Nearly three-quarters of Barnet's schools were due to close or partially close today because of teachers striking over below-inflation pay increases.
Seventy-five of the borough's 106 state schools are affected by the National Union of Teachers (NUT) strike, with 30 being forced to cancel all lessons.
The first national teachers' strike for 21 years will hit an estimated 3,346 schools across the country.
Friern Barnet School, in Hemington Avenue, is one of the 45 schools to partially close after a third of its staff decided to stay away.
Headteacher Jeremy Turner said health and safety considerations forced him to cancel classes for Years 7 to 10, but he said he was not opposed to the strike.
He said: "Teaching is a profession and we want teachers to be paid a professional rate. It all comes down to whether you believe strike action is an effective method for enacting change or not.
"As headteacher, I need to balance the right of my colleagues to strike and the right of students to learn."
Tim Harrison, NUT secretary for London, said the strike was more important for Barnet than other areas of the country because the borough needed to attract teachers away from central London.
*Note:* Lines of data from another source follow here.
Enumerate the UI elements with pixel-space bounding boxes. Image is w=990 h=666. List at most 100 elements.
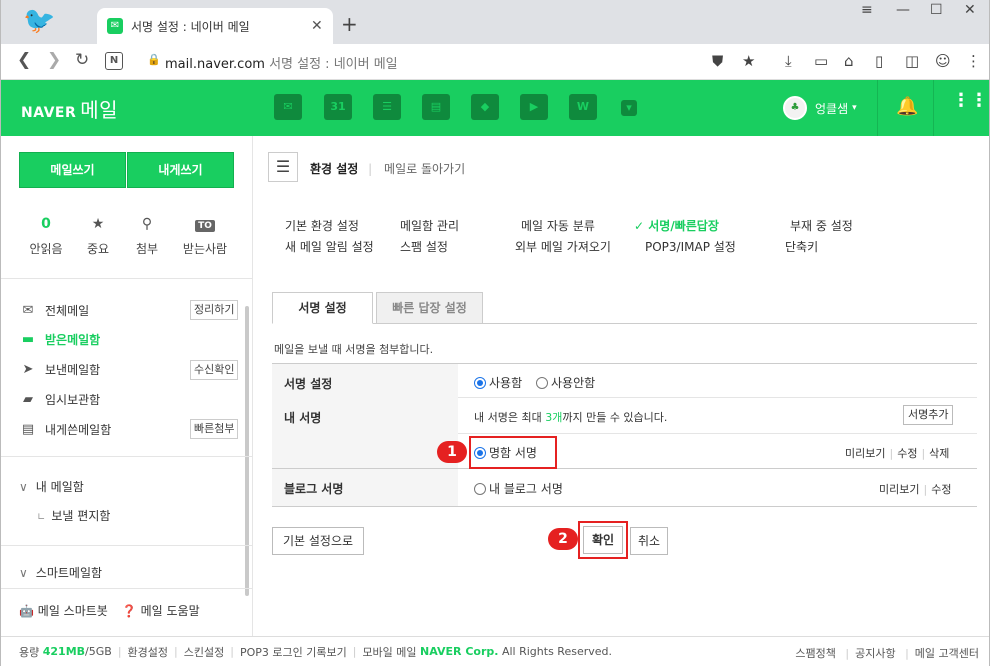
preview-link[interactable]: 미리보기 [845, 447, 885, 460]
home-app-icon[interactable]: W [569, 94, 597, 120]
radio-blog-signature[interactable]: 내 블로그 서명 [474, 480, 563, 497]
reset-default-button[interactable]: 기본 설정으로 [272, 527, 364, 555]
cube-app-icon[interactable]: ◆ [471, 94, 499, 120]
folder-all-mail[interactable]: ✉ 전체메일 [19, 299, 90, 321]
tab-underline [272, 323, 977, 324]
quick-attach-button[interactable]: 빠른첨부 [190, 419, 239, 439]
more-menu-icon[interactable]: ⋮ [966, 52, 981, 70]
footer-link-support[interactable]: 메일 고객센터 [915, 647, 979, 660]
folder-outbox[interactable]: ∟ 보낼 편지함 [37, 507, 110, 524]
tab-close-icon[interactable]: ✕ [311, 18, 333, 34]
quick-to-me[interactable]: TO 받는사람 [180, 216, 230, 257]
step-1-badge: 1 [437, 441, 467, 463]
hamburger-menu-icon[interactable]: ☰ [268, 152, 298, 182]
settings-link-mailbox[interactable]: 메일함 관리 [400, 217, 540, 234]
row-label-my-signature: 내 서명 [284, 411, 322, 425]
sidebar-icon[interactable]: ◫ [905, 52, 919, 70]
quick-unread[interactable]: 0 안읽음 [21, 216, 71, 257]
folder-label: 보낸메일함 [45, 362, 101, 377]
more-apps-icon[interactable]: ▾ [621, 100, 637, 116]
tab-signature[interactable]: 서명 설정 [272, 292, 373, 324]
smartbot-link[interactable]: 🤖 메일 스마트봇 [19, 602, 108, 619]
camera-icon[interactable]: ⌂ [844, 52, 854, 70]
quick-important[interactable]: ★ 중요 [73, 216, 123, 257]
edit-link[interactable]: 수정 [931, 483, 951, 496]
tab-quick-reply[interactable]: 빠른 답장 설정 [376, 292, 483, 324]
app-grid-icon[interactable]: ⋮⋮⋮ [952, 92, 990, 110]
naver-mail-logo[interactable]: NAVER 메일 [21, 94, 118, 123]
folder-sent[interactable]: ➤ 보낸메일함 [19, 358, 101, 380]
delete-link[interactable]: 삭제 [929, 447, 949, 460]
bell-icon[interactable]: 🔔 [896, 96, 918, 117]
footer-link-spam-policy[interactable]: 스팸정책 [795, 647, 835, 660]
my-mailbox-group[interactable]: ∨ 내 메일함 [19, 478, 84, 495]
quick-attachment[interactable]: ⚲ 첨부 [122, 216, 172, 257]
reload-icon[interactable]: ↻ [75, 50, 89, 70]
write-to-self-button[interactable]: 내게쓰기 [127, 152, 234, 188]
browser-toolbar: ❮ ❯ ↻ N 🔒 mail.naver.com 서명 설정 : 네이버 메일 … [1, 44, 989, 80]
folder-inbox[interactable]: ▬ 받은메일함 [19, 328, 100, 350]
settings-link-import[interactable]: 외부 메일 가져오기 [515, 238, 655, 255]
preview-link[interactable]: 미리보기 [879, 483, 919, 496]
radio-use[interactable]: 사용함 [474, 374, 522, 391]
close-window-icon[interactable]: ✕ [964, 2, 976, 18]
limit-suffix: 까지 만들 수 있습니다. [562, 411, 668, 424]
blog-signature-label: 내 블로그 서명 [489, 482, 563, 496]
settings-link-signature[interactable]: ✓ 서명/빠른답장 [634, 217, 774, 234]
page-title: 환경 설정 [310, 162, 359, 176]
download-icon[interactable]: ⤓ [785, 52, 792, 70]
maximize-icon[interactable]: ☐ [930, 2, 943, 18]
tree-branch-icon: ∟ [37, 512, 46, 523]
footer-link-notice[interactable]: 공지사항 [855, 647, 895, 660]
video-icon[interactable]: ▭ [814, 52, 828, 70]
mail-footer: 용량 421MB /5GB | 환경설정 | 스킨설정 | POP3 로그인 기록보기… [1, 636, 989, 666]
url-page-title: 서명 설정 : 네이버 메일 [269, 57, 398, 72]
sidebar-scrollbar[interactable] [245, 306, 249, 596]
row-divider [458, 433, 977, 434]
calendar-app-icon[interactable]: 31 [324, 94, 352, 120]
tab-menu-icon[interactable]: ≡ [861, 2, 873, 18]
add-signature-button[interactable]: 서명추가 [903, 405, 954, 425]
account-icon[interactable]: ☺ [935, 52, 951, 70]
sidebar-bottom: 🤖 메일 스마트봇 ❓ 메일 도움말 [19, 602, 200, 619]
smart-mailbox-group[interactable]: ∨ 스마트메일함 [19, 564, 102, 581]
footer-link-skin[interactable]: 스킨설정 [184, 644, 224, 660]
write-mail-button[interactable]: 메일쓰기 [19, 152, 126, 188]
mail-app-icon[interactable]: ✉ [274, 94, 302, 120]
back-icon[interactable]: ❮ [17, 50, 31, 70]
folder-drafts[interactable]: ▰ 임시보관함 [19, 388, 100, 410]
reader-icon[interactable]: ▯ [875, 52, 883, 70]
smartbot-label: 메일 스마트봇 [37, 604, 108, 618]
naver-home-icon[interactable]: N [105, 52, 123, 70]
footer-link-pop3-log[interactable]: POP3 로그인 기록보기 [240, 644, 347, 660]
footer-link-mobile[interactable]: 모바일 메일 [362, 644, 416, 660]
address-bar[interactable]: mail.naver.com 서명 설정 : 네이버 메일 [165, 53, 398, 72]
help-link[interactable]: ❓ 메일 도움말 [122, 602, 200, 619]
user-name: 엉클샘 [815, 101, 849, 116]
row-divider [272, 468, 977, 469]
confirm-button[interactable]: 확인 [583, 526, 623, 554]
browser-tab[interactable]: ✉ 서명 설정 : 네이버 메일 ✕ [97, 8, 333, 44]
radio-not-use[interactable]: 사용안함 [536, 374, 595, 391]
organize-button[interactable]: 정리하기 [190, 300, 239, 320]
list-app-icon[interactable]: ☰ [373, 94, 401, 120]
naver-mail-favicon-icon: ✉ [107, 18, 123, 34]
read-receipt-button[interactable]: 수신확인 [190, 360, 239, 380]
footer-link-settings[interactable]: 환경설정 [128, 644, 168, 660]
forward-icon[interactable]: ❯ [47, 50, 61, 70]
contacts-app-icon[interactable]: ▤ [422, 94, 450, 120]
cancel-button[interactable]: 취소 [630, 527, 668, 555]
settings-link-away[interactable]: 부재 중 설정 [790, 217, 930, 234]
minimize-icon[interactable]: — [896, 2, 910, 18]
star-icon[interactable]: ★ [742, 52, 755, 70]
user-profile[interactable]: ♣ 엉클샘 ▾ [783, 96, 857, 120]
shield-icon[interactable]: ⛊ [712, 52, 723, 70]
media-app-icon[interactable]: ▶ [520, 94, 548, 120]
settings-link-shortcuts[interactable]: 단축키 [785, 238, 925, 255]
edit-link[interactable]: 수정 [897, 447, 917, 460]
folder-label: 전체메일 [45, 303, 90, 318]
settings-link-pop3[interactable]: POP3/IMAP 설정 [645, 238, 785, 255]
folder-to-self[interactable]: ▤ 내게쓴메일함 [19, 418, 111, 440]
new-tab-icon[interactable]: + [341, 12, 358, 36]
back-to-mail-link[interactable]: 메일로 돌아가기 [384, 162, 465, 176]
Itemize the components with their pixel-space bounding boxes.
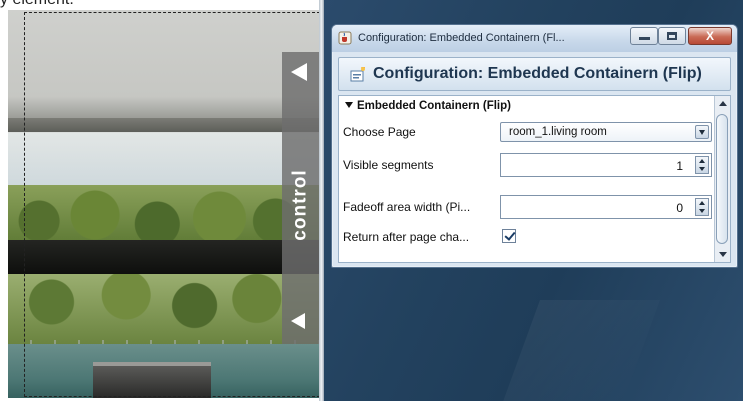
spinner-icon[interactable] — [695, 156, 709, 174]
window-title: Configuration: Embedded Containern (Fl..… — [358, 32, 565, 44]
visible-segments-input[interactable]: 1 — [500, 153, 712, 177]
vertical-scrollbar[interactable] — [714, 96, 730, 262]
fadeoff-width-label: Fadeoff area width (Pi... — [343, 200, 471, 214]
return-after-checkbox[interactable] — [502, 229, 516, 243]
dialog-heading: Configuration: Embedded Containern (Flip… — [373, 65, 702, 82]
minimize-icon — [639, 37, 650, 40]
java-cup-icon — [338, 31, 352, 45]
control-label: control — [290, 169, 312, 241]
visible-segments-label: Visible segments — [343, 158, 434, 172]
configuration-window: Configuration: Embedded Containern (Fl..… — [331, 24, 738, 268]
title-bar[interactable]: Configuration: Embedded Containern (Fl..… — [332, 25, 737, 52]
maximize-icon — [667, 32, 677, 40]
selection-outline — [24, 12, 320, 397]
arrow-left-icon[interactable] — [291, 63, 307, 81]
return-after-label: Return after page cha... — [343, 230, 470, 244]
arrow-left-icon[interactable] — [291, 313, 305, 329]
dialog-header: Configuration: Embedded Containern (Flip… — [338, 57, 731, 91]
close-icon: X — [705, 29, 714, 43]
visible-segments-value: 1 — [676, 159, 683, 173]
minimize-button[interactable] — [630, 27, 658, 45]
spinner-icon[interactable] — [695, 198, 709, 216]
dropdown-arrow-icon[interactable] — [695, 125, 709, 139]
collapse-icon — [345, 102, 353, 108]
section-header[interactable]: Embedded Containern (Flip) — [345, 100, 511, 112]
fadeoff-width-input[interactable]: 0 — [500, 195, 712, 219]
scroll-up-icon[interactable] — [719, 101, 727, 106]
choose-page-select[interactable]: room_1.living room — [500, 122, 712, 142]
choose-page-label: Choose Page — [343, 125, 416, 139]
scroll-thumb[interactable] — [716, 114, 728, 244]
fadeoff-width-value: 0 — [676, 201, 683, 215]
close-button[interactable]: X — [688, 27, 732, 45]
configuration-icon — [350, 67, 365, 82]
choose-page-value: room_1.living room — [509, 126, 607, 138]
scroll-down-icon[interactable] — [719, 252, 727, 257]
caption-text: y element. — [0, 0, 74, 9]
properties-panel: Embedded Containern (Flip) Choose Page r… — [338, 95, 731, 263]
maximize-button[interactable] — [658, 27, 686, 45]
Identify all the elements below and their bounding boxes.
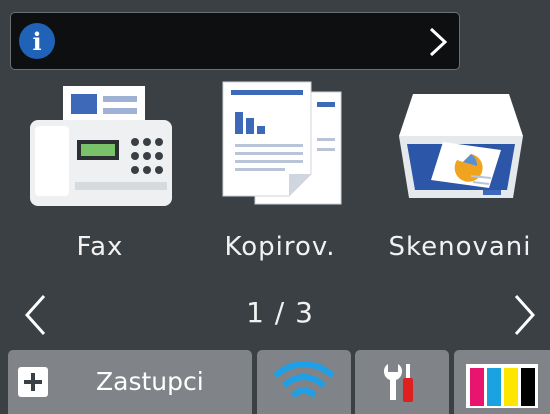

He said: "It is a national campaign but the impact of declining salaries is always greater in outer London than elsewhere.
"Barnet is as expensive a place to live in as central London, but less attractive to youngsters straight out of university. Only five years ago we had a severe teacher shortage here."
The strike is in response to a pay increase of 2.45 per cent rise this year, with a further rise of 2.3 per cent in 2009 and 2010. The NUT wants pay rises equivalent to the rate of inflation, which is currently 4.1 per cent under the retail price index (RPI).
Three-quarters of NUT members voted in favour of industrial action, on a 32 per cent turnout. This represents about a tenth of teachers in England and Wales.
The day off will be welcomed by many students, but not all were happy with the closures.
Year 9 pupil Harry Ford, from Mount Grace School, in Church Road, Potters Bar, said: "I want my education to stay focused and, if we end up not coming into school, it's us students who will be affected."
Hendon's Labour MP, Andrew Dismore, said: "The NUT should be negotiating, not striking.
"They are clearly doing it in the period before an election to blackmail the Government into giving them what they want. The Government needs to keep inflation under control and cannot spend money it doesn't have."
Labour MP for Finchley and Golders Green, Rudi Vis, said he did not object to the strike.
He added: "This is about pay and conditions. The Government has done a great deal but it has not done enough. It is time we paid particular attention to these people and the service they provide."
Lecturers and academic managers in the University and College Lecturers Union (UCU) will be forming picket lines at Barnet College sites in Wood Street, High Barnet; North London Business Park, Oakleigh Road South; and Grahame Park Way, Hendon, in an attempt to bridge the pay gap with schoolteachers. Lecturers' average pay is around six per cent less than equivalent teachers.